The Aquino administration’s political will to end impunity and human rights abuses came under scrutiny recently by Amnesty International. In its Submission to the United Nations Universal Periodic Review on Impunity for Torture, Unlawful Killings and Enforced Disappearances, the human rights watchdog said: “In November 2009, after the Maguindanao massacre, President Aquino (then a senator) issued a statement demanding the immediate revocation of Executive Order No. 546, vowing to “never again [use] public funds to support and maintain a private security force”. Two years later, however, he announced that he no longer intended to revoke it, and instead would “professionalize” the militias.

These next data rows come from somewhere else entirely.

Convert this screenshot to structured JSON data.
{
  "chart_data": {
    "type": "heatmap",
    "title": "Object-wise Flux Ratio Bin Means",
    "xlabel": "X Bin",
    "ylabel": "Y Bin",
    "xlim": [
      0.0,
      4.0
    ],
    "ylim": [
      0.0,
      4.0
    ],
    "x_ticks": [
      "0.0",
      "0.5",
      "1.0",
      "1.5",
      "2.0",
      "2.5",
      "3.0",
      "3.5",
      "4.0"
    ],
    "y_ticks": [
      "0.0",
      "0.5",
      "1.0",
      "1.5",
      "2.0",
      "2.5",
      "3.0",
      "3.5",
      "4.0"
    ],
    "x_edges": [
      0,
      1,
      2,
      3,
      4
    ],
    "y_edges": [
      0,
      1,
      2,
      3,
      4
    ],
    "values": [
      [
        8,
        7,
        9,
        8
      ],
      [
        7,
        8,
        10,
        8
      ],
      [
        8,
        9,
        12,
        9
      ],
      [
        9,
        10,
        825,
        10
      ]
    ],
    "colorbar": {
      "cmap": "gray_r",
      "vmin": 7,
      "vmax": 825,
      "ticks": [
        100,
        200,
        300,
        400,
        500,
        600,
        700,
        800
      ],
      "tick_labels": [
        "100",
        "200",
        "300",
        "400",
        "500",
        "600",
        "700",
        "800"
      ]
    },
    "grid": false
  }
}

This inconsistent human rights policy, plus the slow grind of justice, the continued existence of militias, and the failure of government authorities to pursue the perpetrators of these political killings have contributed to the continuation of the culture of impunity that Aquino, while campaigning for office and during his two state-of-the-nation addresses, vowed to end but continues to tolerate.

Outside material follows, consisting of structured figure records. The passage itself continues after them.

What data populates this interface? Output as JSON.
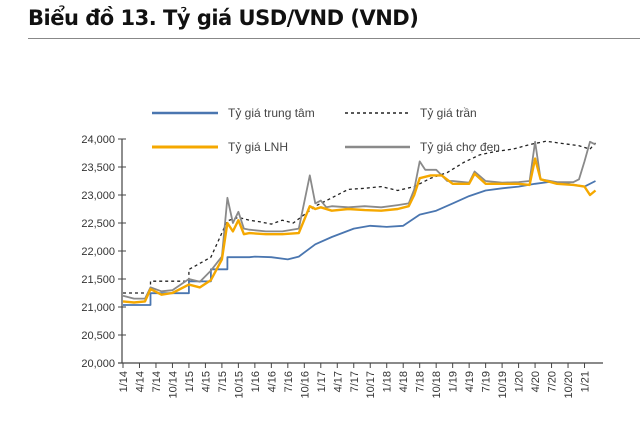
{
  "title": "Biểu đồ 13. Tỷ giá USD/VND (VND)",
  "chart_data": {
    "type": "line",
    "title": "Biểu đồ 13. Tỷ giá USD/VND (VND)",
    "xlabel": "",
    "ylabel": "",
    "ylim": [
      20000,
      24000
    ],
    "xlim": [
      "2014-01",
      "2021-04"
    ],
    "yticks": [
      "20,000",
      "20,500",
      "21,000",
      "21,500",
      "22,000",
      "22,500",
      "23,000",
      "23,500",
      "24,000"
    ],
    "xticks": [
      "1/14",
      "4/14",
      "7/14",
      "10/14",
      "1/15",
      "4/15",
      "7/15",
      "10/15",
      "1/16",
      "4/16",
      "7/16",
      "10/16",
      "1/17",
      "4/17",
      "7/17",
      "10/17",
      "1/18",
      "4/18",
      "7/18",
      "10/18",
      "1/19",
      "4/19",
      "7/19",
      "10/19",
      "1/20",
      "4/20",
      "7/20",
      "10/20",
      "1/21"
    ],
    "grid": false,
    "legend_placement": "top",
    "series": [
      {
        "name": "Tỷ giá trung tâm",
        "color": "#4a76b0",
        "style": "solid",
        "x": [
          "2014-01",
          "2014-06",
          "2014-06",
          "2015-01",
          "2015-01",
          "2015-05",
          "2015-05",
          "2015-08",
          "2015-08",
          "2015-12",
          "2016-01",
          "2016-04",
          "2016-07",
          "2016-09",
          "2016-12",
          "2017-03",
          "2017-07",
          "2017-10",
          "2018-01",
          "2018-04",
          "2018-07",
          "2018-10",
          "2019-01",
          "2019-04",
          "2019-07",
          "2019-10",
          "2020-01",
          "2020-04",
          "2020-07",
          "2020-10",
          "2021-01",
          "2021-03"
        ],
        "y": [
          21036,
          21036,
          21246,
          21246,
          21458,
          21458,
          21673,
          21673,
          21890,
          21890,
          21900,
          21890,
          21850,
          21900,
          22120,
          22250,
          22400,
          22450,
          22430,
          22450,
          22650,
          22720,
          22850,
          22980,
          23080,
          23120,
          23150,
          23200,
          23240,
          23200,
          23150,
          23250
        ]
      },
      {
        "name": "Tỷ giá trần",
        "color": "#222222",
        "style": "dashed",
        "x": [
          "2014-01",
          "2014-06",
          "2014-06",
          "2015-01",
          "2015-01",
          "2015-05",
          "2015-08",
          "2015-10",
          "2015-12",
          "2016-02",
          "2016-04",
          "2016-06",
          "2016-08",
          "2016-10",
          "2016-12",
          "2017-03",
          "2017-06",
          "2017-09",
          "2017-12",
          "2018-03",
          "2018-06",
          "2018-09",
          "2018-12",
          "2019-03",
          "2019-06",
          "2019-09",
          "2019-12",
          "2020-03",
          "2020-06",
          "2020-09",
          "2020-12",
          "2021-02",
          "2021-03"
        ],
        "y": [
          21250,
          21250,
          21460,
          21460,
          21670,
          21890,
          22540,
          22600,
          22550,
          22520,
          22480,
          22550,
          22500,
          22650,
          22800,
          22950,
          23100,
          23120,
          23150,
          23080,
          23150,
          23300,
          23400,
          23580,
          23720,
          23780,
          23820,
          23900,
          23960,
          23920,
          23880,
          23820,
          23930
        ]
      },
      {
        "name": "Tỷ giá LNH",
        "color": "#f5a800",
        "style": "solid",
        "x": [
          "2014-01",
          "2014-03",
          "2014-05",
          "2014-06",
          "2014-08",
          "2014-10",
          "2015-01",
          "2015-03",
          "2015-05",
          "2015-07",
          "2015-08",
          "2015-09",
          "2015-10",
          "2015-11",
          "2015-12",
          "2016-03",
          "2016-06",
          "2016-09",
          "2016-11",
          "2016-12",
          "2017-01",
          "2017-03",
          "2017-06",
          "2017-09",
          "2017-12",
          "2018-03",
          "2018-05",
          "2018-06",
          "2018-07",
          "2018-09",
          "2018-11",
          "2019-01",
          "2019-04",
          "2019-05",
          "2019-07",
          "2019-10",
          "2020-01",
          "2020-03",
          "2020-04",
          "2020-05",
          "2020-08",
          "2020-11",
          "2021-01",
          "2021-02",
          "2021-03"
        ],
        "y": [
          21100,
          21080,
          21100,
          21320,
          21220,
          21250,
          21400,
          21350,
          21480,
          21850,
          22500,
          22350,
          22550,
          22300,
          22320,
          22300,
          22300,
          22320,
          22800,
          22750,
          22780,
          22720,
          22750,
          22730,
          22720,
          22750,
          22800,
          23000,
          23300,
          23350,
          23350,
          23200,
          23200,
          23380,
          23200,
          23200,
          23200,
          23180,
          23650,
          23280,
          23200,
          23180,
          23150,
          23000,
          23080
        ]
      },
      {
        "name": "Tỷ giá chợ đen",
        "color": "#8a8a8a",
        "style": "solid",
        "x": [
          "2014-01",
          "2014-03",
          "2014-05",
          "2014-06",
          "2014-08",
          "2014-10",
          "2015-01",
          "2015-03",
          "2015-05",
          "2015-07",
          "2015-08",
          "2015-09",
          "2015-10",
          "2015-11",
          "2015-12",
          "2016-03",
          "2016-06",
          "2016-09",
          "2016-11",
          "2016-12",
          "2017-01",
          "2017-02",
          "2017-03",
          "2017-06",
          "2017-09",
          "2017-12",
          "2018-03",
          "2018-05",
          "2018-06",
          "2018-07",
          "2018-08",
          "2018-10",
          "2018-12",
          "2019-01",
          "2019-04",
          "2019-05",
          "2019-07",
          "2019-10",
          "2020-01",
          "2020-03",
          "2020-04",
          "2020-05",
          "2020-08",
          "2020-11",
          "2020-12",
          "2021-01",
          "2021-02",
          "2021-03"
        ],
        "y": [
          21200,
          21150,
          21150,
          21350,
          21280,
          21300,
          21500,
          21450,
          21650,
          21900,
          22950,
          22500,
          22700,
          22400,
          22380,
          22350,
          22350,
          22400,
          23350,
          22850,
          22900,
          22780,
          22800,
          22780,
          22800,
          22780,
          22820,
          22850,
          23100,
          23600,
          23450,
          23450,
          23250,
          23250,
          23220,
          23420,
          23250,
          23220,
          23230,
          23250,
          23950,
          23280,
          23230,
          23230,
          23280,
          23600,
          23950,
          23900
        ]
      }
    ]
  }
}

The Aquino administration has at least two theaters where it can show its resolve to end the culture of impunity – the Ampatuan trial and the prosecution of retired Gen. Jovito Palparan, who went into hiding after being indicted in December of two counts of kidnapping and illegal detention of UP student activists Sherlyn Cadapan and Karen Empeno in 2006. Called “The Butcher” for obvious reasons, Palparan was commanding general of the 7th Infantry Group in Central Luzon, when a series of disappearances and political killings occurred in his jurisdiction.
While Aquino pressed the House of Representatives to impeach his nemesis, Chief Justice Renato Corona, and is now doing everything to pressure the Senate to convict him, he has not lifted a finger to hasten the trial of the Ampatuans nor order the military to intensify its manhunt for Palparan. This inconsistency in pursuing justice is not helping Aquino’s reform agenda, and is sending the wrong signals to both the perpetrators and victims of these political killings and other human rights violations.

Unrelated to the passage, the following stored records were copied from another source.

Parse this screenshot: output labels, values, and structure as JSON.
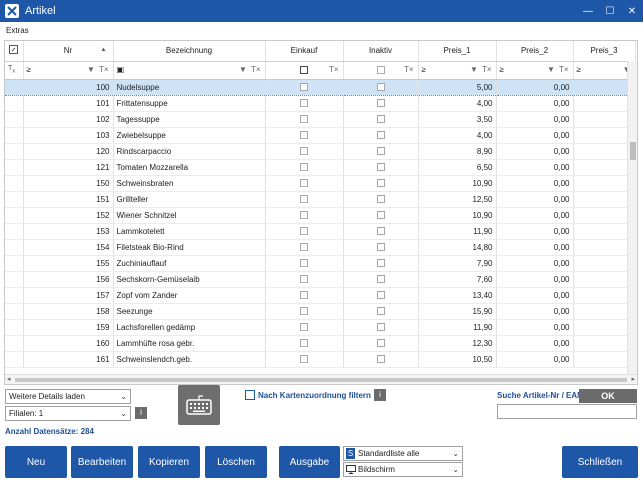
{
  "window": {
    "title": "Artikel"
  },
  "menu": {
    "extras": "Extras"
  },
  "columns": {
    "nr": "Nr",
    "bezeichnung": "Bezeichnung",
    "einkauf": "Einkauf",
    "inaktiv": "Inaktiv",
    "preis1": "Preis_1",
    "preis2": "Preis_2",
    "preis3": "Preis_3"
  },
  "filter": {
    "ge": "≥"
  },
  "rows": [
    {
      "nr": "100",
      "bez": "Nudelsuppe",
      "p1": "5,00",
      "p2": "0,00"
    },
    {
      "nr": "101",
      "bez": "Frittatensuppe",
      "p1": "4,00",
      "p2": "0,00"
    },
    {
      "nr": "102",
      "bez": "Tagessuppe",
      "p1": "3,50",
      "p2": "0,00"
    },
    {
      "nr": "103",
      "bez": "Zwiebelsuppe",
      "p1": "4,00",
      "p2": "0,00"
    },
    {
      "nr": "120",
      "bez": "Rindscarpaccio",
      "p1": "8,90",
      "p2": "0,00"
    },
    {
      "nr": "121",
      "bez": "Tomaten Mozzarella",
      "p1": "6,50",
      "p2": "0,00"
    },
    {
      "nr": "150",
      "bez": "Schweinsbraten",
      "p1": "10,90",
      "p2": "0,00"
    },
    {
      "nr": "151",
      "bez": "Grillteller",
      "p1": "12,50",
      "p2": "0,00"
    },
    {
      "nr": "152",
      "bez": "Wiener Schnitzel",
      "p1": "10,90",
      "p2": "0,00"
    },
    {
      "nr": "153",
      "bez": "Lammkotelett",
      "p1": "11,90",
      "p2": "0,00"
    },
    {
      "nr": "154",
      "bez": "Filetsteak Bio-Rind",
      "p1": "14,80",
      "p2": "0,00"
    },
    {
      "nr": "155",
      "bez": "Zuchiniauflauf",
      "p1": "7,90",
      "p2": "0,00"
    },
    {
      "nr": "156",
      "bez": "Sechskorn-Gemüselaib",
      "p1": "7,60",
      "p2": "0,00"
    },
    {
      "nr": "157",
      "bez": "Zopf vom Zander",
      "p1": "13,40",
      "p2": "0,00"
    },
    {
      "nr": "158",
      "bez": "Seezunge",
      "p1": "15,90",
      "p2": "0,00"
    },
    {
      "nr": "159",
      "bez": "Lachsforellen gedämp",
      "p1": "11,90",
      "p2": "0,00"
    },
    {
      "nr": "160",
      "bez": "Lammhüfte rosa gebr.",
      "p1": "12,30",
      "p2": "0,00"
    },
    {
      "nr": "161",
      "bez": "Schweinslendch.geb.",
      "p1": "10,50",
      "p2": "0,00"
    }
  ],
  "bottom": {
    "details_select": "Weitere Details laden",
    "filialen_select": "Filialen: 1",
    "info": "i",
    "anzahl": "Anzahl Datensätze: 284",
    "karten_filter": "Nach Kartenzuordnung filtern",
    "suche_label": "Suche Artikel-Nr / EAN",
    "ok": "OK",
    "liste_select": "Standardliste alle",
    "ausgabe_ziel": "Bildschirm"
  },
  "buttons": {
    "neu": "Neu",
    "bearbeiten": "Bearbeiten",
    "kopieren": "Kopieren",
    "loeschen": "Löschen",
    "ausgabe": "Ausgabe",
    "schliessen": "Schließen"
  },
  "colors": {
    "accent": "#1e56a8",
    "selected_row": "#cfe3f7"
  }
}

The immediate prosecution and conviction of the Ampatuans and Palparan would boost Aquino’s campaign to put an end to the culture of impunity in the country, and send warnings to other would-be human rights violators that their acts would not be tolerated and go unpunished.
Being the son of the foremost victim of political killing, the late martyr Sen. Ninoy Aquino, and the icon of democracy, the late former President Cory Aquino, it is incumbent upon Aquino to start taking action against these political murders and human rights abuses.
But can we expect this from someone whose family’s guards met protests of Hacienda Luisita farmers with bullets and truncheons? Can we expect this from a man who finds delight in pulling the trigger of a gun even it’s just aimed at a non-human target? I certainly hope so.